Traveller Adventure 4
- Designers: Bob McWilliams
- Publishers: Game Designers' Workshop
- Publication: 1979; 46 years ago
- Genres: Science fiction
- Systems: Classic Traveller

= Traveller Adventure 4: Leviathan =

Science-fiction role-playing game supplement

Traveller Adventure 4: Leviathan is a 1980 role-playing game adventure for Traveller, written by Bob McWilliams, and published by Game Designers' Workshop.

==Plot summary==
Leviathan is an adventure that takes place in the Outrim Void, with unknown worlds outside of Imperium space, where the player characters may face pirate corsairs, Zhodani patrols, cartels of rival merchants, and the Imperial Guard Survey Branch of the Imperial Scout Service.

==Reception==
Trevor Graver reviewed Leviathan for White Dwarf #23, giving it an overall rating of 9 out of 10, and stated that "One of the things I look forward to in each adventure is the library data section which seems to open a new leaf in the mysterious universe of Traveller.
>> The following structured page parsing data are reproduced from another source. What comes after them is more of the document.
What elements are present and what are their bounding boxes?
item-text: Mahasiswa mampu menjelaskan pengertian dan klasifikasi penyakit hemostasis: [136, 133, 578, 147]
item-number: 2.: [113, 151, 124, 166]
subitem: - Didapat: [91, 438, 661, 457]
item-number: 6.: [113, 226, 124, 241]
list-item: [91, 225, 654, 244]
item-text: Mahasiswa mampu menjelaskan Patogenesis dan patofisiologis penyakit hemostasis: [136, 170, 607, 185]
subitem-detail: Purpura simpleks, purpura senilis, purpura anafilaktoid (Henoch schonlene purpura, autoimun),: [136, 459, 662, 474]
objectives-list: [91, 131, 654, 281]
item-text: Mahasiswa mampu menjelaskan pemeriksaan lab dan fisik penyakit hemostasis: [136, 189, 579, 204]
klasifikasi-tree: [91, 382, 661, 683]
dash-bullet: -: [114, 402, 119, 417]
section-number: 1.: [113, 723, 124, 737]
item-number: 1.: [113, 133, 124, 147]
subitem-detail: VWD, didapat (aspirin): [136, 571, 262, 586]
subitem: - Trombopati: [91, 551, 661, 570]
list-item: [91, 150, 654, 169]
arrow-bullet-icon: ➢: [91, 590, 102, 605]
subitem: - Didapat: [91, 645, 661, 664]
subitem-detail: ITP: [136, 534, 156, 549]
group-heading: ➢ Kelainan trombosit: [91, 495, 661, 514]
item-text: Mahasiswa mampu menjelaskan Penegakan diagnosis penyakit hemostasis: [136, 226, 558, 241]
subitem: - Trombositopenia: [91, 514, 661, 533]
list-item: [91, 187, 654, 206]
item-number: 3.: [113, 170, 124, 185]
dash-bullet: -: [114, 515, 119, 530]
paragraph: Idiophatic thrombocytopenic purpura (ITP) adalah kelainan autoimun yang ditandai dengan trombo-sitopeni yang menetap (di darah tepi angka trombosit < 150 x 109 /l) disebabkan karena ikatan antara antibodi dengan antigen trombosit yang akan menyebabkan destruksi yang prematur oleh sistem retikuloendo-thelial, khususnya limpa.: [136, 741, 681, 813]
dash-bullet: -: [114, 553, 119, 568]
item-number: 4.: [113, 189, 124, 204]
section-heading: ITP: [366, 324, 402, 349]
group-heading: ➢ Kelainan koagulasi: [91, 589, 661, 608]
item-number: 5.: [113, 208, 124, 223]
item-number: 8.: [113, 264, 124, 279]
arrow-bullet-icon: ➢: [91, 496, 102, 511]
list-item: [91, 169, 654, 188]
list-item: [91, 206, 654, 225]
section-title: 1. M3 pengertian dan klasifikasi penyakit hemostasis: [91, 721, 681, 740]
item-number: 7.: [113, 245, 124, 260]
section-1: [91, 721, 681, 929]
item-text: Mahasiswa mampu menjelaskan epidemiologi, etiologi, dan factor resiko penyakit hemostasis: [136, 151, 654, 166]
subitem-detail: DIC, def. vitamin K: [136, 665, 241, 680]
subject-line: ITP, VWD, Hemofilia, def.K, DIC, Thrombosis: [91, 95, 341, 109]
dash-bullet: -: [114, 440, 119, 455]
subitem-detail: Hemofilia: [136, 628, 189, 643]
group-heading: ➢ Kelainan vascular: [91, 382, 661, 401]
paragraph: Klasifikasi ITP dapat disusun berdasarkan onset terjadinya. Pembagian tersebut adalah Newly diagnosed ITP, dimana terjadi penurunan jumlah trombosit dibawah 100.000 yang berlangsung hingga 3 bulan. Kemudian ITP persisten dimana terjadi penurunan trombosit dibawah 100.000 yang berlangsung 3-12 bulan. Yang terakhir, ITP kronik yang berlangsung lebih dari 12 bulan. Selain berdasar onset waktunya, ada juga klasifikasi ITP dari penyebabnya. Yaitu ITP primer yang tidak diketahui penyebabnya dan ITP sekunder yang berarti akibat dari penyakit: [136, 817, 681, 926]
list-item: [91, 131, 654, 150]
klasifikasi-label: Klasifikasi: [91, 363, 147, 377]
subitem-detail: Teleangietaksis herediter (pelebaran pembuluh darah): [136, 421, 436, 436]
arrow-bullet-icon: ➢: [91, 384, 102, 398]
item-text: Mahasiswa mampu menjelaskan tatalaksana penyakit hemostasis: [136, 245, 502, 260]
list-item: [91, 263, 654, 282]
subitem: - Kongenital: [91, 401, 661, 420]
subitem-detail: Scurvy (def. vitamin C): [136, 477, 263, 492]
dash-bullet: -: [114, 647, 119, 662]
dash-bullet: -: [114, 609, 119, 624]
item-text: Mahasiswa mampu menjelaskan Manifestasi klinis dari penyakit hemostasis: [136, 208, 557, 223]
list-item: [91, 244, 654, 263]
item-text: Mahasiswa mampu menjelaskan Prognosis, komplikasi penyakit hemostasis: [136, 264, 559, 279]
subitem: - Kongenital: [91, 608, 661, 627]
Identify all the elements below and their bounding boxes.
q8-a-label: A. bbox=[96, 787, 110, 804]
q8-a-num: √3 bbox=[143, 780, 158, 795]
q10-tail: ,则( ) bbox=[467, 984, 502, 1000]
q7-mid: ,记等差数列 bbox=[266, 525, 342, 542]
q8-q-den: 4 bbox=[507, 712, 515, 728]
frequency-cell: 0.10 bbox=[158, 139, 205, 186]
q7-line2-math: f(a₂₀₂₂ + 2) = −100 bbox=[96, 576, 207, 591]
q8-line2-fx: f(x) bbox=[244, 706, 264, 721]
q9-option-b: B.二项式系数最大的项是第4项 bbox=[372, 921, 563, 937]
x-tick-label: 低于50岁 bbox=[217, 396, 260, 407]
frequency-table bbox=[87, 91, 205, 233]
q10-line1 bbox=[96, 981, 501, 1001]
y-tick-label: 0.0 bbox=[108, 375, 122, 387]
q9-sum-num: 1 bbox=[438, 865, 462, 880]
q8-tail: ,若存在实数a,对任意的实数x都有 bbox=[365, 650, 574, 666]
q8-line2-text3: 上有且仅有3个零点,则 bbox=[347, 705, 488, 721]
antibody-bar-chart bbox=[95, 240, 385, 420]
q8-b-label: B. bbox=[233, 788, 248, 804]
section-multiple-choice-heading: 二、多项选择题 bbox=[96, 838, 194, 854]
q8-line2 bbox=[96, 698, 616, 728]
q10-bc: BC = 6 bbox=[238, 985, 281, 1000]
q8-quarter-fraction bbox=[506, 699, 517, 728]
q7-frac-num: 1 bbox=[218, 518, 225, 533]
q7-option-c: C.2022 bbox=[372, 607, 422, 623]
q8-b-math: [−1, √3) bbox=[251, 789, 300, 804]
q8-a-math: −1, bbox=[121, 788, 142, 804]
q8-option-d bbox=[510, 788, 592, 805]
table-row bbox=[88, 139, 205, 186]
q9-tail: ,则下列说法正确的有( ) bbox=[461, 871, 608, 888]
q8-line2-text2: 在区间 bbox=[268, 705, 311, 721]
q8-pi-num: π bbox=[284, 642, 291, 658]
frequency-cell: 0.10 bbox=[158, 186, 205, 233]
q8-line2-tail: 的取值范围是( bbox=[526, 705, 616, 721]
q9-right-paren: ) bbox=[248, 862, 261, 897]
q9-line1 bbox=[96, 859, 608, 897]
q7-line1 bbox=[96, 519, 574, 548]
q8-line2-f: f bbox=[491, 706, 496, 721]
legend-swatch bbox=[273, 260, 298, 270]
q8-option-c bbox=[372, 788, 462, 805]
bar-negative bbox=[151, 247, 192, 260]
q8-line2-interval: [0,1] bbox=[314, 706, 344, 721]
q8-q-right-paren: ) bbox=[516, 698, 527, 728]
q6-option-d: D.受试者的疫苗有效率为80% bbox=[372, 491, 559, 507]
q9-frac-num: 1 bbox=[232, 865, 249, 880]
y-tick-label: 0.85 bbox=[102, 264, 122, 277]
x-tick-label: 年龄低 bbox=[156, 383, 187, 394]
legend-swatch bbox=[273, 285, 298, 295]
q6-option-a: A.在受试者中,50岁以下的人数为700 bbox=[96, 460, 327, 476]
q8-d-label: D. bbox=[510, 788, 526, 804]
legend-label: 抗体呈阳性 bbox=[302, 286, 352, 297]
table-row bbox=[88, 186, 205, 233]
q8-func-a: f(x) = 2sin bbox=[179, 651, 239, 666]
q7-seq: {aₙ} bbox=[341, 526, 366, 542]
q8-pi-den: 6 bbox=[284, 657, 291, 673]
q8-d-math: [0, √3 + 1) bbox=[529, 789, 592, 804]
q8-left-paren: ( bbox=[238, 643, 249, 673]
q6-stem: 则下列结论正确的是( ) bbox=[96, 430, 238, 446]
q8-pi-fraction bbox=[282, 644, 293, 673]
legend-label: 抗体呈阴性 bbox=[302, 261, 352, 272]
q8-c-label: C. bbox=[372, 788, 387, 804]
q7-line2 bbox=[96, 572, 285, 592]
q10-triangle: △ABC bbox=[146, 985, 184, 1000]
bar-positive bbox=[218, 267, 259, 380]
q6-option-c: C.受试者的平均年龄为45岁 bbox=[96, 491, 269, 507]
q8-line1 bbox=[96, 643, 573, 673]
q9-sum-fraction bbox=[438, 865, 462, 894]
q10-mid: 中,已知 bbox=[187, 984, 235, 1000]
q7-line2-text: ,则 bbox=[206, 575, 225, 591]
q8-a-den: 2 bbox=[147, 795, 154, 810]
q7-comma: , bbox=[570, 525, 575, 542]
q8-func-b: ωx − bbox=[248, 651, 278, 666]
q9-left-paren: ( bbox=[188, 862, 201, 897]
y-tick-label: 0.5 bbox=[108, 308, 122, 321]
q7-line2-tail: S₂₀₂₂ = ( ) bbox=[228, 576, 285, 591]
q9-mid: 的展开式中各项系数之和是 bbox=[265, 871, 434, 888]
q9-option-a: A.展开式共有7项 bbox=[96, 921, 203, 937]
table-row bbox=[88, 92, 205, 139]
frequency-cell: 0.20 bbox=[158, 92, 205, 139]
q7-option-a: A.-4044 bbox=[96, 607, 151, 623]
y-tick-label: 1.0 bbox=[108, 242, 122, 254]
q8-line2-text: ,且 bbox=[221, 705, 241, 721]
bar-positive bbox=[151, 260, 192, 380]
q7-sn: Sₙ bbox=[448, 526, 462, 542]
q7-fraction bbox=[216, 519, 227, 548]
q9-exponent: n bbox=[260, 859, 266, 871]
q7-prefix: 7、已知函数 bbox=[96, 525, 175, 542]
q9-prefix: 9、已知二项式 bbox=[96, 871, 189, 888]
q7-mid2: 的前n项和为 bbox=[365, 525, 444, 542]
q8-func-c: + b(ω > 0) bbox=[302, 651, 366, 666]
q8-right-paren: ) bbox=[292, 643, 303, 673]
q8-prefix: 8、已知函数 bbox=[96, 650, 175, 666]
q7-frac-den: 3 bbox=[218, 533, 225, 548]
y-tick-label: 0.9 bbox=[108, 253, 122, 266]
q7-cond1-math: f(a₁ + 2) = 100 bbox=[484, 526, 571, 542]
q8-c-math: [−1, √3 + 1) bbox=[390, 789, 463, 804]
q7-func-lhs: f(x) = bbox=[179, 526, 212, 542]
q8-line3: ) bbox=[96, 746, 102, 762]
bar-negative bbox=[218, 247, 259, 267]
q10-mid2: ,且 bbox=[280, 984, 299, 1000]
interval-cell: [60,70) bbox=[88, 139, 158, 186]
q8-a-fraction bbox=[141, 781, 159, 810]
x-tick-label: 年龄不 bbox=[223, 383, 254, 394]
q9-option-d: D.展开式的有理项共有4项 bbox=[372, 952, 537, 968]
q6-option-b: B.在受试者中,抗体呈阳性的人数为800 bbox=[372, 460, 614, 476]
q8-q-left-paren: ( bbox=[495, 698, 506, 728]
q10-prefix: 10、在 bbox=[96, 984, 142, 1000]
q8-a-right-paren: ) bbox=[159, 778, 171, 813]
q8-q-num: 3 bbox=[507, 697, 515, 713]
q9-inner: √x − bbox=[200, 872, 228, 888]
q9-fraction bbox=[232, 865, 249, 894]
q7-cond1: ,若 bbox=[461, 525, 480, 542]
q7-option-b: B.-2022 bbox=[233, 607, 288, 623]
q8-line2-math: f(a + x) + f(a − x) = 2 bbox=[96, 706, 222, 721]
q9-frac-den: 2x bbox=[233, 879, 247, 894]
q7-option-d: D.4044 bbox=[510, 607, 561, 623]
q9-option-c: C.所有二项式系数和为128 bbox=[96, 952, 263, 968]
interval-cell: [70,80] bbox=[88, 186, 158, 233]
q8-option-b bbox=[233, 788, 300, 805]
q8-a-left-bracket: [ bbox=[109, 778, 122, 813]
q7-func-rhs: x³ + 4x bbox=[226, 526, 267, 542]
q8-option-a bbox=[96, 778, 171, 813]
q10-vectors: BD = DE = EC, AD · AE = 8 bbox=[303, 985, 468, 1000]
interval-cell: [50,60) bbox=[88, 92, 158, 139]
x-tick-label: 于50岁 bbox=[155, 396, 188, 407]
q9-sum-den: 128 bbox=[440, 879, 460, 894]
And a couple of more pages of library data in Leviathan would have earned it full marks from me. As it is, it's the best adventure yet."

William A. Barton reviewed Leviathan in The Space Gamer No. 38. Barton commented that "Whatever a ref's individual taste, he will surely find Leviathan a worthy addition to the expanding universe of Traveller - and a pretty good adventure to boot."